Avant d'être récupéré par des figures de l’intelligentsia parisienne post-soixante-huitarde comme Deleuze ou Foucault dans un sens libéral-libertaire, Nietzsche a longtemps été affublé d'une chemise brune.
Parmi ses contempteurs les plus virulents, le philosophe marxiste Georg Lukacs, qui consacre dans La Destruction de la raison un chapitre à « Nietzsche, fondateur de l'irrationalisme de la période impérialiste », voit en lui le précurseur intellectuel du national-socialisme.
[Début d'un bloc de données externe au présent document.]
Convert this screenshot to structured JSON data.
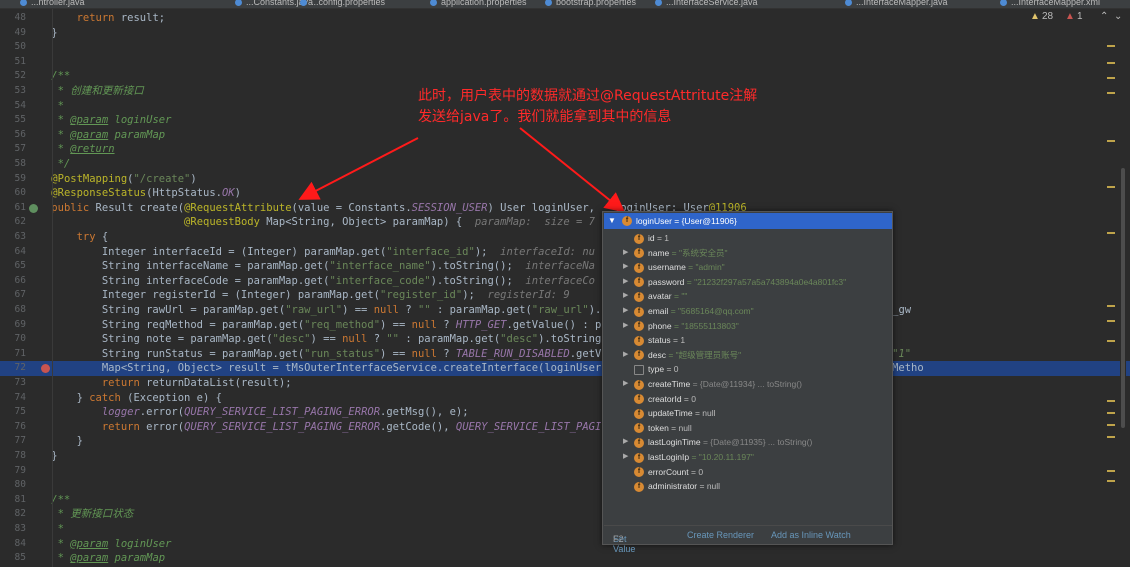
{
  "tabs": [
    "...ntroller.java",
    "...Constants.java",
    "...config.properties",
    "application.properties",
    "bootstrap.properties",
    "...InterfaceService.java",
    "...InterfaceMapper.java",
    "...InterfaceMapper.xml"
  ],
  "inspections": {
    "warnings": "28",
    "errors": "1",
    "up": "⌃",
    "down": "⌄"
  },
  "code_lines": [
    {
      "n": "48",
      "t": "        return result;"
    },
    {
      "n": "49",
      "t": "    }"
    },
    {
      "n": "50",
      "t": ""
    },
    {
      "n": "51",
      "t": ""
    },
    {
      "n": "52",
      "t": "    /**"
    },
    {
      "n": "53",
      "t": "     * 创建和更新接口"
    },
    {
      "n": "54",
      "t": "     *"
    },
    {
      "n": "55",
      "t": "     * @param loginUser"
    },
    {
      "n": "56",
      "t": "     * @param paramMap"
    },
    {
      "n": "57",
      "t": "     * @return"
    },
    {
      "n": "58",
      "t": "     */"
    },
    {
      "n": "59",
      "t": "    @PostMapping(\"/create\")"
    },
    {
      "n": "60",
      "t": "    @ResponseStatus(HttpStatus.OK)"
    },
    {
      "n": "61",
      "t": "    public Result create(@RequestAttribute(value = Constants.SESSION_USER) User loginUser,   loginUser: User@11906"
    },
    {
      "n": "62",
      "t": "                         @RequestBody Map<String, Object> paramMap) {  paramMap:  size = 7"
    },
    {
      "n": "63",
      "t": "        try {"
    },
    {
      "n": "64",
      "t": "            Integer interfaceId = (Integer) paramMap.get(\"interface_id\");  interfaceId: nu"
    },
    {
      "n": "65",
      "t": "            String interfaceName = paramMap.get(\"interface_name\").toString();  interfaceNa"
    },
    {
      "n": "66",
      "t": "            String interfaceCode = paramMap.get(\"interface_code\").toString();  interfaceCo"
    },
    {
      "n": "67",
      "t": "            Integer registerId = (Integer) paramMap.get(\"register_id\");  registerId: 9"
    },
    {
      "n": "68",
      "t": "            String rawUrl = paramMap.get(\"raw_url\") == null ? \"\" : paramMap.get(\"raw_url\").            -consumer/encapsula/v1/service/jsr_gw"
    },
    {
      "n": "69",
      "t": "            String reqMethod = paramMap.get(\"req_method\") == null ? HTTP_GET.getValue() : p                  \"1\""
    },
    {
      "n": "70",
      "t": "            String note = paramMap.get(\"desc\") == null ? \"\" : paramMap.get(\"desc\").toString"
    },
    {
      "n": "71",
      "t": "            String runStatus = paramMap.get(\"run_status\") == null ? TABLE_RUN_DISABLED.getV             paramMap:  size = 7   runStatus: \"1\""
    },
    {
      "n": "72",
      "t": "            Map<String, Object> result = tMsOuterInterfaceService.createInterface(loginUser             faceCode, registerId, rawUrl, reqMetho"
    },
    {
      "n": "73",
      "t": "            return returnDataList(result);"
    },
    {
      "n": "74",
      "t": "        } catch (Exception e) {"
    },
    {
      "n": "75",
      "t": "            logger.error(QUERY_SERVICE_LIST_PAGING_ERROR.getMsg(), e);"
    },
    {
      "n": "76",
      "t": "            return error(QUERY_SERVICE_LIST_PAGING_ERROR.getCode(), QUERY_SERVICE_LIST_PAGI"
    },
    {
      "n": "77",
      "t": "        }"
    },
    {
      "n": "78",
      "t": "    }"
    },
    {
      "n": "79",
      "t": ""
    },
    {
      "n": "80",
      "t": ""
    },
    {
      "n": "81",
      "t": "    /**"
    },
    {
      "n": "82",
      "t": "     * 更新接口状态"
    },
    {
      "n": "83",
      "t": "     *"
    },
    {
      "n": "84",
      "t": "     * @param loginUser"
    },
    {
      "n": "85",
      "t": "     * @param paramMap"
    }
  ],
  "annotation": {
    "line1": "此时，用户表中的数据就通过@RequestAttritute注解",
    "line2": "发送给java了。我们就能拿到其中的信息"
  },
  "debug_popup": {
    "header": "loginUser = {User@11906}",
    "fields": [
      {
        "name": "id",
        "value": "= 1",
        "kind": "plain",
        "expand": false
      },
      {
        "name": "name",
        "value": "= \"系统安全员\"",
        "kind": "string",
        "expand": true
      },
      {
        "name": "username",
        "value": "= \"admin\"",
        "kind": "string",
        "expand": true
      },
      {
        "name": "password",
        "value": "= \"21232f297a57a5a743894a0e4a801fc3\"",
        "kind": "string",
        "expand": true
      },
      {
        "name": "avatar",
        "value": "= \"\"",
        "kind": "string",
        "expand": true
      },
      {
        "name": "email",
        "value": "= \"5685164@qq.com\"",
        "kind": "string",
        "expand": true
      },
      {
        "name": "phone",
        "value": "= \"18555113803\"",
        "kind": "string",
        "expand": true
      },
      {
        "name": "status",
        "value": "= 1",
        "kind": "plain",
        "expand": false
      },
      {
        "name": "desc",
        "value": "= \"超级管理员账号\"",
        "kind": "string",
        "expand": true
      },
      {
        "name": "type",
        "value": "= 0",
        "kind": "plain",
        "expand": false,
        "icon": "type"
      },
      {
        "name": "createTime",
        "value": "= {Date@11934} ... toString()",
        "kind": "object",
        "expand": true
      },
      {
        "name": "creatorId",
        "value": "= 0",
        "kind": "plain",
        "expand": false
      },
      {
        "name": "updateTime",
        "value": "= null",
        "kind": "plain",
        "expand": false
      },
      {
        "name": "token",
        "value": "= null",
        "kind": "plain",
        "expand": false
      },
      {
        "name": "lastLoginTime",
        "value": "= {Date@11935} ... toString()",
        "kind": "object",
        "expand": true
      },
      {
        "name": "lastLoginIp",
        "value": "= \"10.20.11.197\"",
        "kind": "string",
        "expand": true
      },
      {
        "name": "errorCount",
        "value": "= 0",
        "kind": "plain",
        "expand": false
      },
      {
        "name": "administrator",
        "value": "= null",
        "kind": "plain",
        "expand": false
      }
    ],
    "footer": {
      "set_value": "Set Value",
      "set_value_key": "F2",
      "create_renderer": "Create Renderer",
      "add_inline_watch": "Add as Inline Watch"
    }
  },
  "colors": {
    "editor_bg": "#2b2b2b",
    "selected_line": "#214283",
    "annotation_red": "#ff2a2a",
    "popup_header": "#2f65ca"
  }
}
Pourtant avant 1914, l'enseignement nietzschéen est surtout reçu par des dissidents et des radicaux féministes, socialistes et anarchistes. Certains marxistes présentent Nietzsche comme le chantre de la classe aristocratique dominante en Allemagne à la fin du XIXe siècle, alors que celle-ci lui serait plutôt hostile, son antichristianisme sapant les bases de la société traditionnelle. Quant à la droite allemande la plus virulente, celle des pangermanistes, elle le rejette. Friedrich Lange, auteur en 1900 d'un essai intitulé Gobineau und Nietzsche, affirme que la philosophie de Nietzsche est juste bonne « pour les névrosés et les littérateurs », « les artistes et les femmes hystériques ». De même, Otto Bonhard réfute « l’anarchisme nietzschéen ». Les rapports sont pires avec les antisémites. L'un des plus en vue est alors Theodor Fritsch. Premier traducteur allemand des Protocoles des sages de Sion et auteur d'un Antisemiten-Katechismus à la diffusion énorme, il finira député nazi. Recensant Par-delà bien et mal, il prétend n'y avoir trouvé qu'une « exaltation des juifs et une âpre condamnation de l'antisémitisme ». Il accuse Nietzsche d'être un « philosophe superficiel », ne nourrissant « aucune compréhension pour l'essence de la nation » et dont les écrits ne sont qu'« idioties superficielles d'un pauvre savant de pacotille, corrompu par les juifs ». Il est vrai que pour Nietzsche, qui dans Généalogie de la morale oppose la morale aristocratique à la morale de ressentiment - morale judéo-chrétienne à l'état pur -, l'antisémitisme contemporain, en s'attaquant à la richesse et au pouvoir des Juifs, n'exprime qu'un ressentiment des ratés de la vie.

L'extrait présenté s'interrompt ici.